Bear with me a little longer. :)
I understand the situation where time is the denominator and the significance of time squared is "per second, per second". Therefore I understand the expression of acceleration m/sec2; what I still don't get is the significance of m2/sec2; where does the surface fit in? I mean how does the square of the speed, a vector, therefore unidimesnional, becomes a surface? what is the significance of "area per second per second" and how does it relate to speed?
Silly of me, but you know how it is: suddenly you realize you have taken some things for granted and it's like you've seen them for the first time, and you need to check with someone.

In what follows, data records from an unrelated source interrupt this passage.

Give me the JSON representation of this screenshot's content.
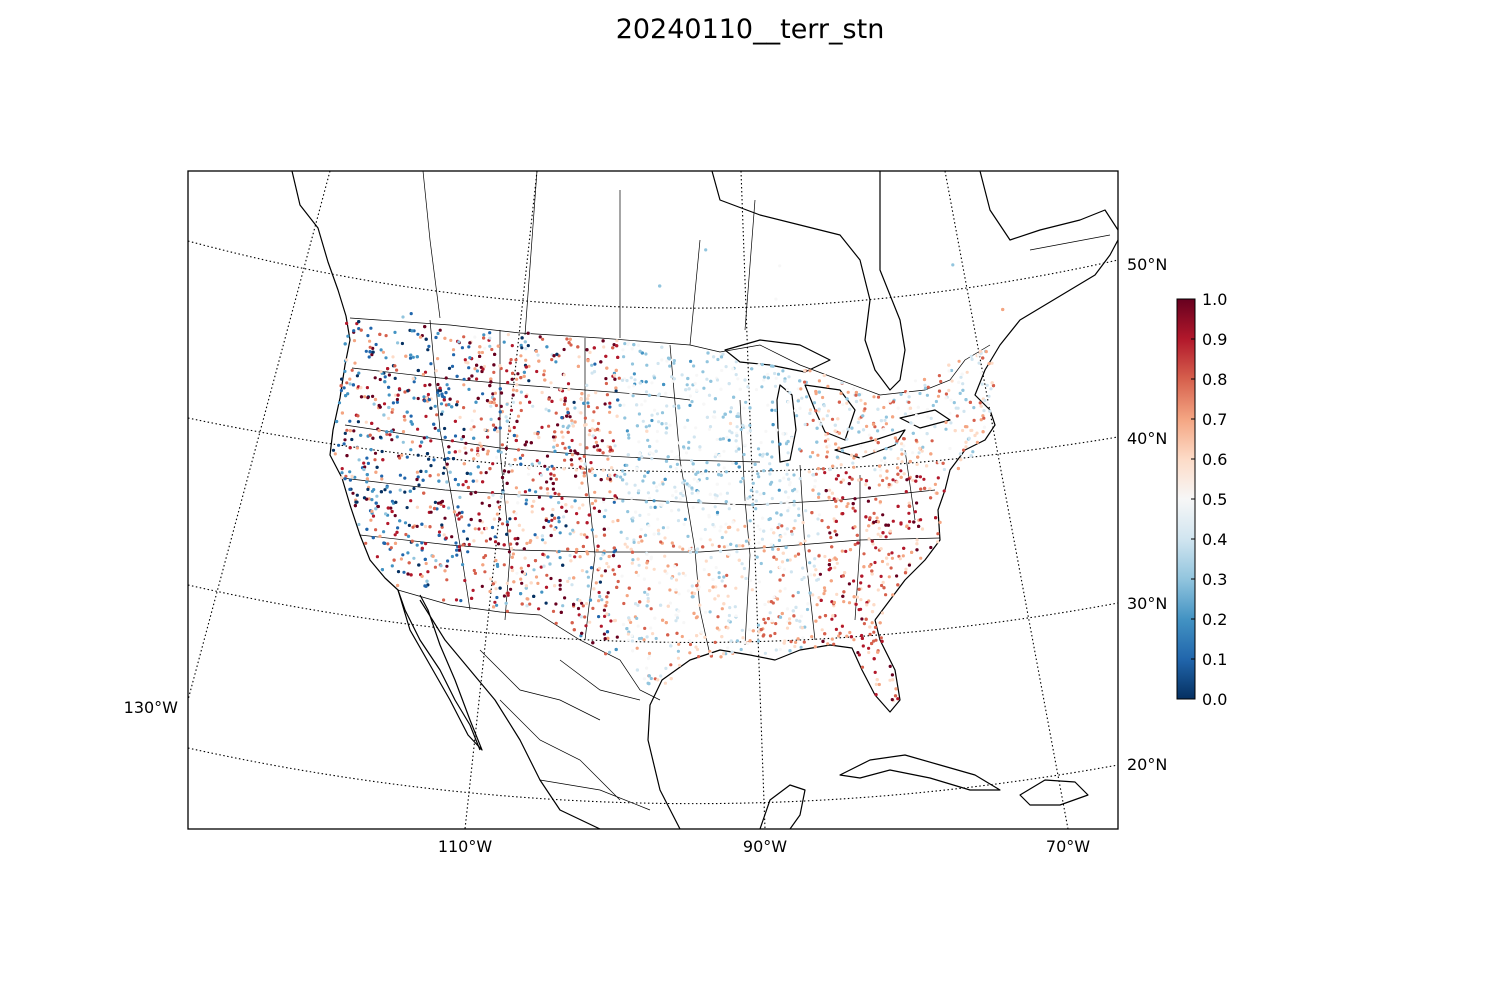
{
  "title": "20240110__terr_stn",
  "lat_labels": [
    "50°N",
    "40°N",
    "30°N",
    "20°N"
  ],
  "lon_labels": [
    "110°W",
    "90°W",
    "70°W"
  ],
  "west_label": "130°W",
  "colorbar": {
    "ticks": [
      "1.0",
      "0.9",
      "0.8",
      "0.7",
      "0.6",
      "0.5",
      "0.4",
      "0.3",
      "0.2",
      "0.1",
      "0.0"
    ],
    "colormap": "RdBu_r",
    "colors": [
      "#053061",
      "#2166ac",
      "#4393c3",
      "#92c5de",
      "#d1e5f0",
      "#f7f7f7",
      "#fddbc7",
      "#f4a582",
      "#d6604d",
      "#b2182b",
      "#67001f"
    ],
    "range": [
      0.0,
      1.0
    ]
  },
  "map": {
    "projection": "Lambert conformal",
    "extent_note": "Continental United States with southern Canada, Mexico and Caribbean",
    "graticule": "dotted"
  }
}
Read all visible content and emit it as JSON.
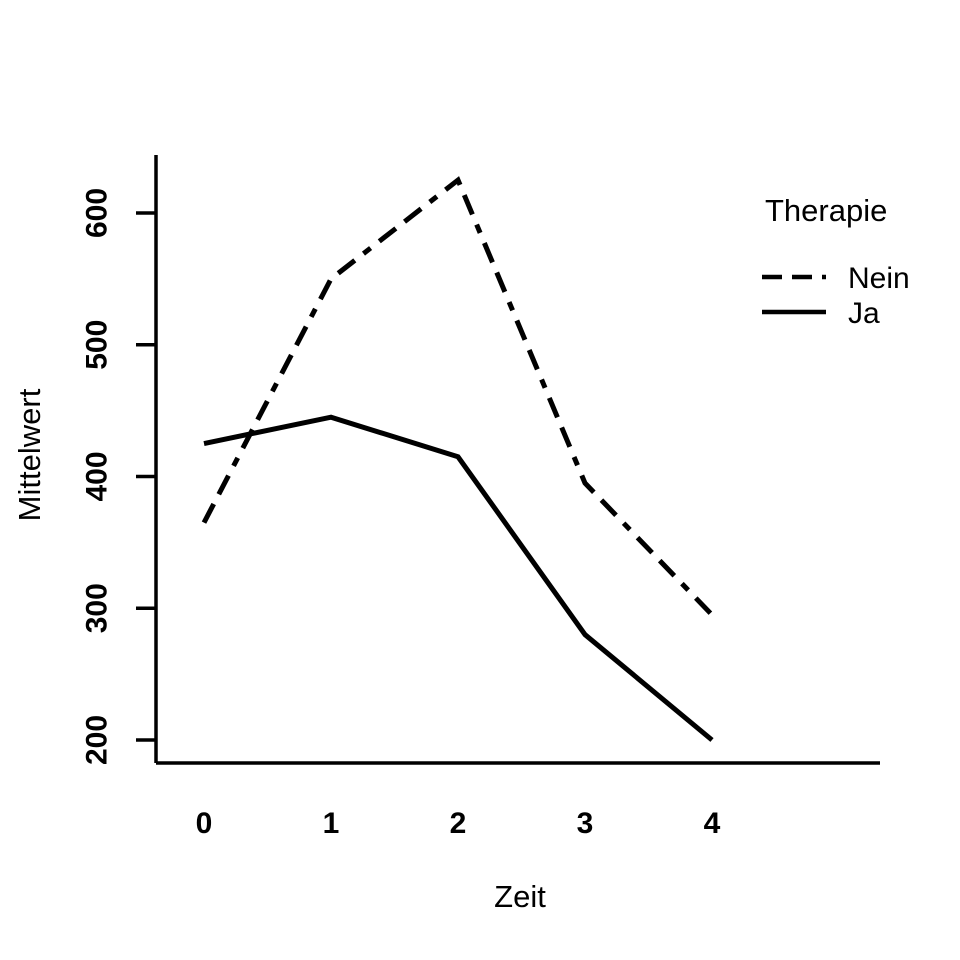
{
  "chart_data": {
    "type": "line",
    "x": [
      0,
      1,
      2,
      3,
      4
    ],
    "series": [
      {
        "name": "Nein",
        "line_style": "dashed",
        "color": "#000000",
        "values": [
          365,
          550,
          625,
          395,
          295
        ]
      },
      {
        "name": "Ja",
        "line_style": "solid",
        "color": "#000000",
        "values": [
          425,
          445,
          415,
          280,
          200
        ]
      }
    ],
    "title": "",
    "xlabel": "Zeit",
    "ylabel": "Mittelwert",
    "xticks": [
      "0",
      "1",
      "2",
      "3",
      "4"
    ],
    "yticks": [
      "200",
      "300",
      "400",
      "500",
      "600"
    ],
    "xlim": [
      0,
      4
    ],
    "ylim": [
      200,
      640
    ],
    "grid": false,
    "background": "#ffffff",
    "axis_color": "#000000",
    "legend": {
      "title": "Therapie",
      "position": "top-right",
      "items": [
        {
          "label": "Nein",
          "line_style": "dashed"
        },
        {
          "label": "Ja",
          "line_style": "solid"
        }
      ]
    }
  },
  "labels": {
    "xlabel": "Zeit",
    "ylabel": "Mittelwert",
    "legend_title": "Therapie",
    "legend_item_nein": "Nein",
    "legend_item_ja": "Ja"
  }
}
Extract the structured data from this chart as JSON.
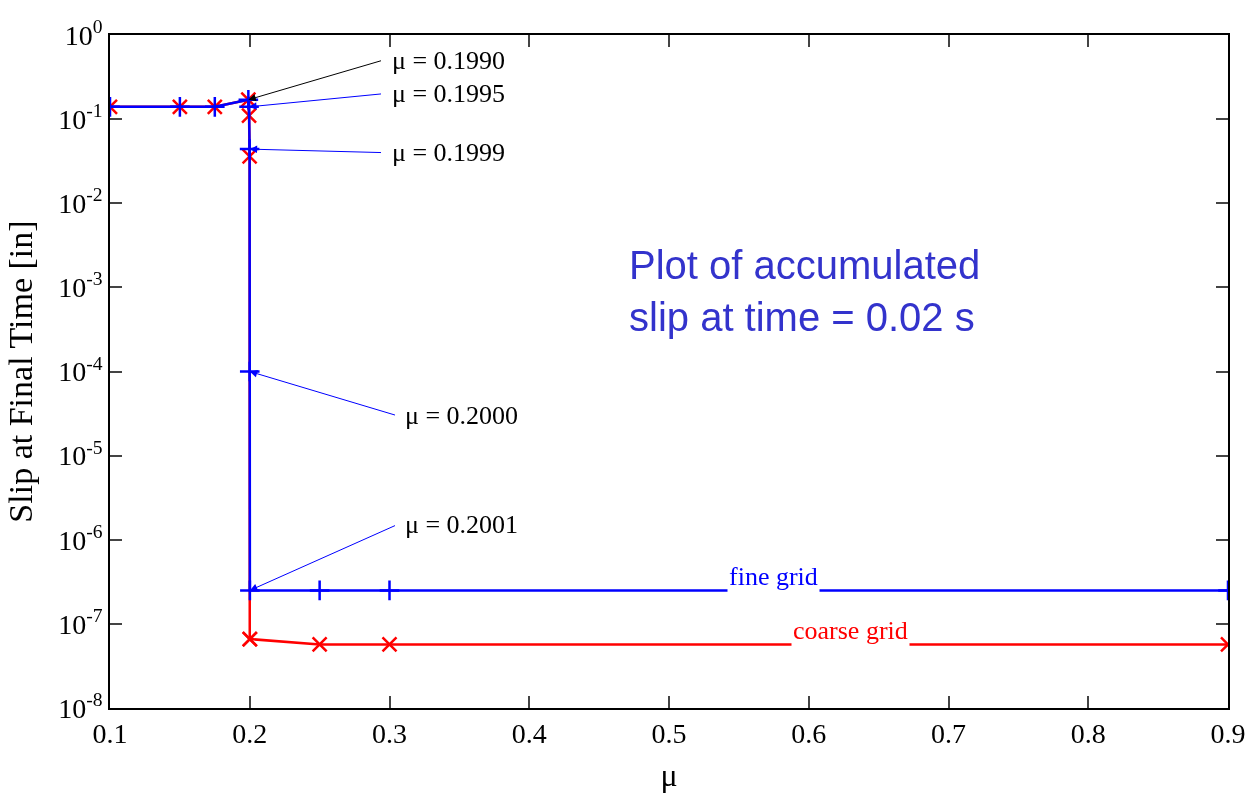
{
  "chart_data": {
    "type": "line",
    "xlabel": "μ",
    "ylabel": "Slip at Final Time [in]",
    "x": [
      0.1,
      0.15,
      0.175,
      0.199,
      0.1995,
      0.1999,
      0.2,
      0.2001,
      0.25,
      0.3,
      0.9
    ],
    "series": [
      {
        "name": "fine grid",
        "color": "#0000ff",
        "marker": "plus",
        "values": [
          0.14,
          0.14,
          0.14,
          0.17,
          0.14,
          0.044,
          0.0001,
          2.5e-07,
          2.5e-07,
          2.5e-07,
          2.5e-07
        ]
      },
      {
        "name": "coarse grid",
        "color": "#ff0000",
        "marker": "cross",
        "values": [
          0.14,
          0.14,
          0.14,
          0.17,
          0.11,
          0.036,
          6.6e-08,
          6.6e-08,
          5.7e-08,
          5.7e-08,
          5.7e-08
        ]
      }
    ],
    "log": "y",
    "xlim": [
      0.1,
      0.9
    ],
    "xticks": [
      0.1,
      0.2,
      0.3,
      0.4,
      0.5,
      0.6,
      0.7,
      0.8,
      0.9
    ],
    "ylim": [
      1e-08,
      1
    ],
    "yticks": [
      {
        "value": 1e-08,
        "label": "10$^{-8}$"
      },
      {
        "value": 1e-07,
        "label": "10$^{-7}$"
      },
      {
        "value": 1e-06,
        "label": "10$^{-6}$"
      },
      {
        "value": 1e-05,
        "label": "10$^{-5}$"
      },
      {
        "value": 0.0001,
        "label": "10$^{-4}$"
      },
      {
        "value": 0.001,
        "label": "10$^{-3}$"
      },
      {
        "value": 0.01,
        "label": "10$^{-2}$"
      },
      {
        "value": 0.1,
        "label": "10$^{-1}$"
      },
      {
        "value": 1,
        "label": "10$^{0}$"
      }
    ],
    "legend": false,
    "annotations": [
      {
        "text": "μ = 0.1990",
        "x": 0.199,
        "y": 0.17
      },
      {
        "text": "μ = 0.1995",
        "x": 0.1995,
        "y": 0.14
      },
      {
        "text": "μ = 0.1999",
        "x": 0.1999,
        "y": 0.044
      },
      {
        "text": "μ = 0.2000",
        "x": 0.2,
        "y": 0.0001
      },
      {
        "text": "μ = 0.2001",
        "x": 0.2001,
        "y": 2.5e-07
      },
      "Plot of accumulated slip at time = 0.02 s"
    ]
  }
}
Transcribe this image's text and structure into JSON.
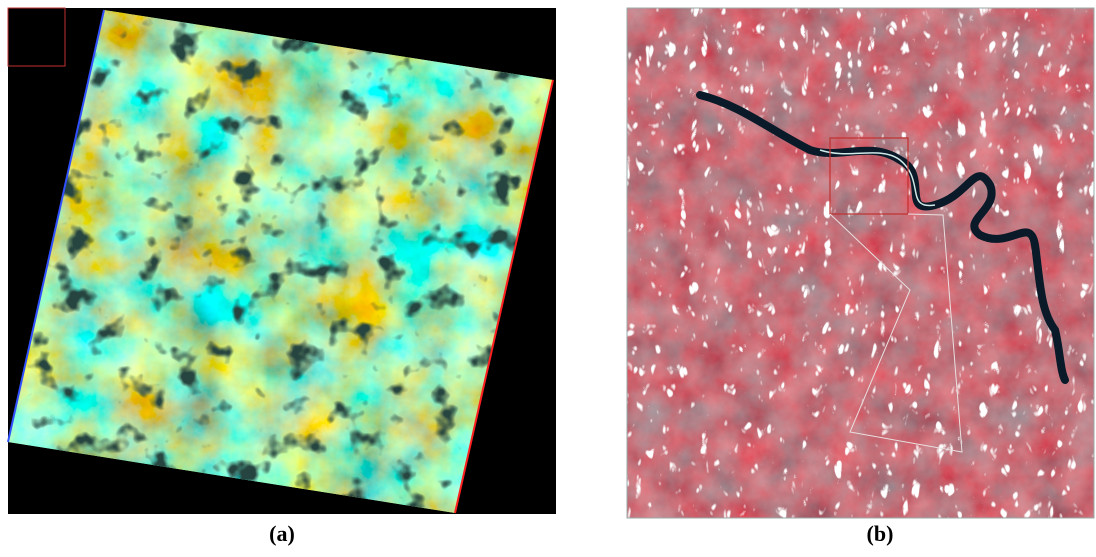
{
  "panels": [
    {
      "label": "(a)"
    },
    {
      "label": "(b)"
    }
  ]
}
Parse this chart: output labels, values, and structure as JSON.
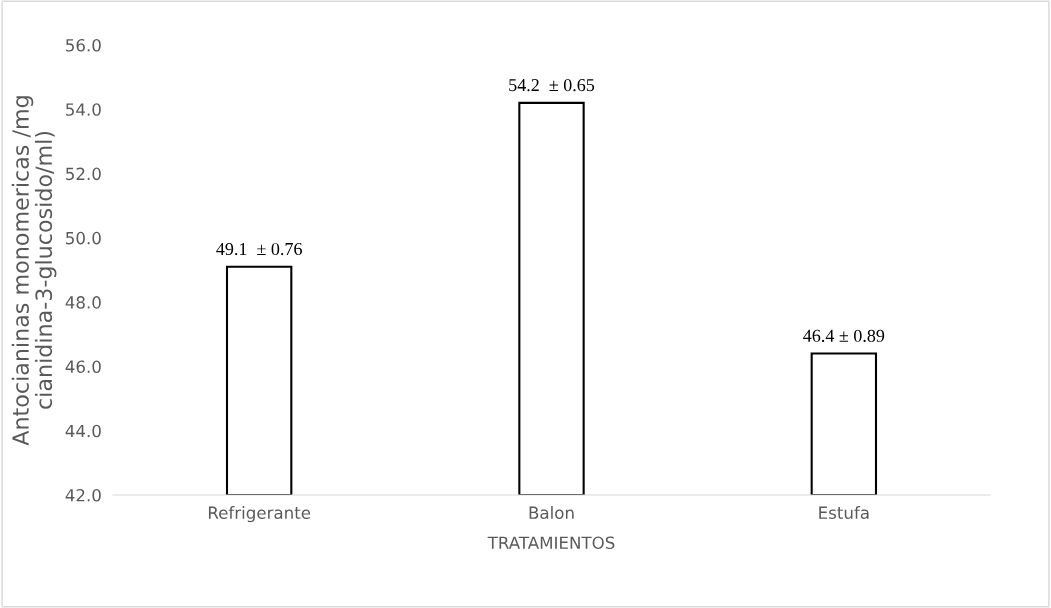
{
  "chart_data": {
    "type": "bar",
    "xlabel": "TRATAMIENTOS",
    "ylabel": "Antocianinas monomericas /mg\ncianidina-3-glucosido/ml)",
    "categories": [
      "Refrigerante",
      "Balon",
      "Estufa"
    ],
    "values": [
      49.1,
      54.2,
      46.4
    ],
    "value_labels": [
      "49.1  ± 0.76",
      "54.2  ± 0.65",
      "46.4 ± 0.89"
    ],
    "color": "#ffffff",
    "ylim": [
      42,
      56
    ],
    "yticks": [
      {
        "value": 42,
        "label": "42.0"
      },
      {
        "value": 44,
        "label": "44.0"
      },
      {
        "value": 46,
        "label": "46.0"
      },
      {
        "value": 48,
        "label": "48.0"
      },
      {
        "value": 50,
        "label": "50.0"
      },
      {
        "value": 52,
        "label": "52.0"
      },
      {
        "value": 54,
        "label": "54.0"
      },
      {
        "value": 56,
        "label": "56.0"
      }
    ],
    "grid": false,
    "legend": false
  }
}
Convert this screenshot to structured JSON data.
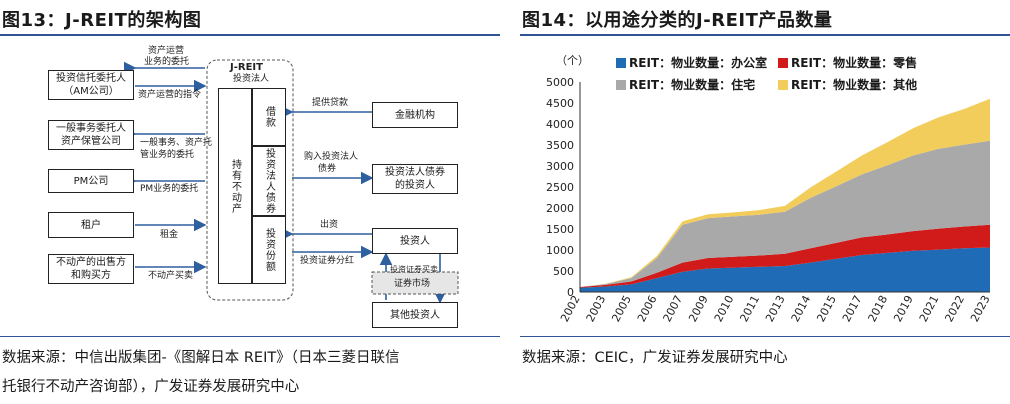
{
  "left": {
    "title": "图13：J-REIT的架构图",
    "source_line1": "数据来源：中信出版集团-《图解日本 REIT》（日本三菱日联信",
    "source_line2": "托银行不动产咨询部），广发证券发展研究中心",
    "diagram": {
      "center_title": "J-REIT",
      "center_subtitle": "投资法人",
      "left_boxes": [
        "投资信托委托人",
        "（AM公司）",
        "一般事务委托人",
        "资产保管公司",
        "PM公司",
        "租户",
        "不动产的出售方",
        "和购买方"
      ],
      "left_arrow_labels": [
        "资产运营",
        "业务的委托",
        "资产运营的指令",
        "一般事务、资产托",
        "管业务的委托",
        "PM业务的委托",
        "租金",
        "不动产买卖"
      ],
      "hold_label": "持有不动产",
      "inner_cells": [
        "借款",
        "投资法人债券",
        "投资份额"
      ],
      "right_boxes": [
        "金融机构",
        "投资法人债券",
        "的投资人",
        "投资人",
        "其他投资人"
      ],
      "right_arrow_labels": [
        "提供贷款",
        "购入投资法人",
        "债券",
        "出资",
        "投资证券分红"
      ],
      "market_inner": "投资证券买卖",
      "market_label": "证券市场"
    }
  },
  "right": {
    "title": "图14：以用途分类的J-REIT产品数量",
    "source": "数据来源：CEIC，广发证券发展研究中心"
  },
  "chart_data": {
    "type": "area",
    "title": "图14：以用途分类的J-REIT产品数量",
    "unit_label": "（个）",
    "ylim": [
      0,
      5000
    ],
    "yticks": [
      "0",
      "500",
      "1000",
      "1500",
      "2000",
      "2500",
      "3000",
      "3500",
      "4000",
      "4500",
      "5000"
    ],
    "x": [
      "2002",
      "2003",
      "2005",
      "2006",
      "2007",
      "2009",
      "2010",
      "2011",
      "2013",
      "2014",
      "2015",
      "2017",
      "2018",
      "2019",
      "2021",
      "2022",
      "2023"
    ],
    "stacked": true,
    "legend_position": "top",
    "series": [
      {
        "name": "REIT：物业数量：办公室",
        "color": "#1f6bb5",
        "values": [
          100,
          130,
          180,
          330,
          480,
          560,
          580,
          600,
          620,
          700,
          790,
          880,
          930,
          980,
          1010,
          1040,
          1060
        ]
      },
      {
        "name": "REIT：物业数量：零售",
        "color": "#d11a1a",
        "values": [
          20,
          40,
          70,
          130,
          220,
          250,
          260,
          270,
          290,
          340,
          380,
          420,
          440,
          470,
          500,
          520,
          540
        ]
      },
      {
        "name": "REIT：物业数量：住宅",
        "color": "#a9a9a9",
        "values": [
          0,
          20,
          80,
          350,
          900,
          950,
          960,
          970,
          1000,
          1200,
          1350,
          1500,
          1650,
          1800,
          1900,
          1950,
          2000
        ]
      },
      {
        "name": "REIT：物业数量：其他",
        "color": "#f2cd5c",
        "values": [
          0,
          5,
          20,
          50,
          80,
          90,
          95,
          110,
          140,
          250,
          350,
          450,
          550,
          650,
          750,
          850,
          1000
        ]
      }
    ]
  }
}
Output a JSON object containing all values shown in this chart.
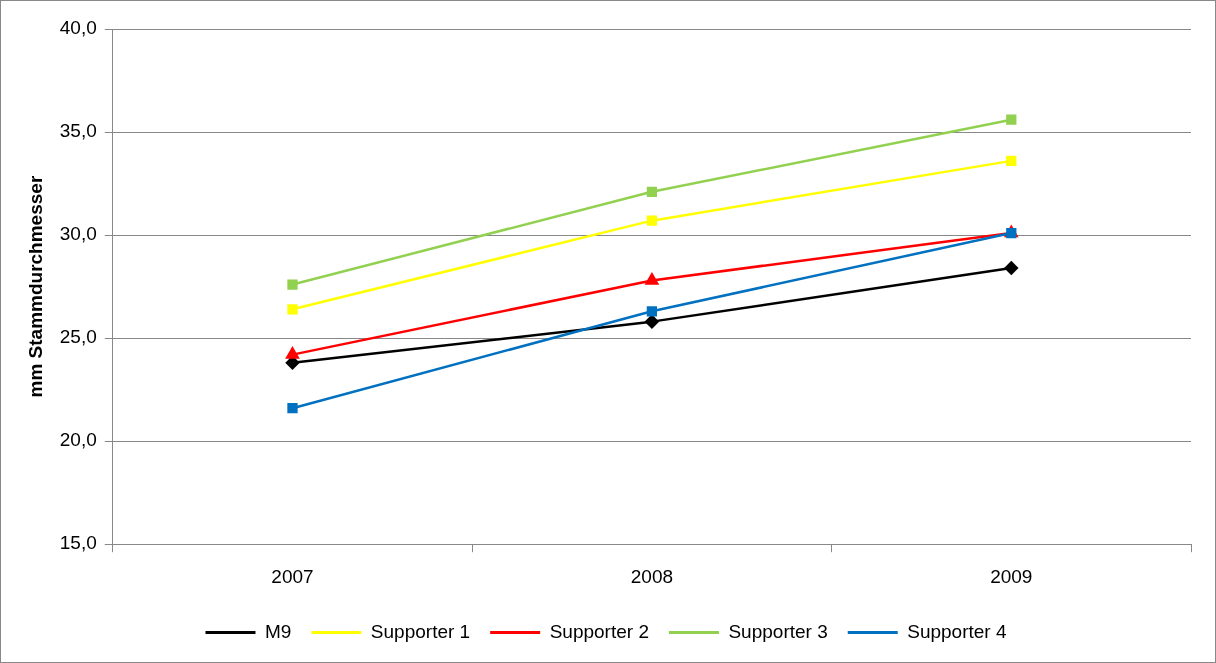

Now, the geometry part...My question was triggered by the reading of
Newton's Principa...
(SECTION I.
Of the method of first and last ratios of quantities, by the help whereof we demonstrate the propositions that follow.
...
It may also be objected, that if the ultimate ratios of evanescent quantities are given, their ultimate magnitudes will be also given: and so all quantities will consist of indivisibles, which is contrary to what Euclid has demonstrated concerning incommensurables, in the 10th Book of his Elements. But this objection is founded on a false supposition. For those ultimate ratios with which quantities vanish are not truly the ratios of ultimate quantities, but limits towards which the ratios of quantities decreasing without limit do always converge; and to which they approach nearer than by any given difference, but never go beyond, nor in effect attain to, till the quantities are diminished in infinitum.)
Q: Does your explanation mean that if we choose to define our area unit as a square, there will always be, to the limit, a smaller square, so that the empiric geometric construction also “holds” in an abstract Euclidean (continuous) space (and vice versa)?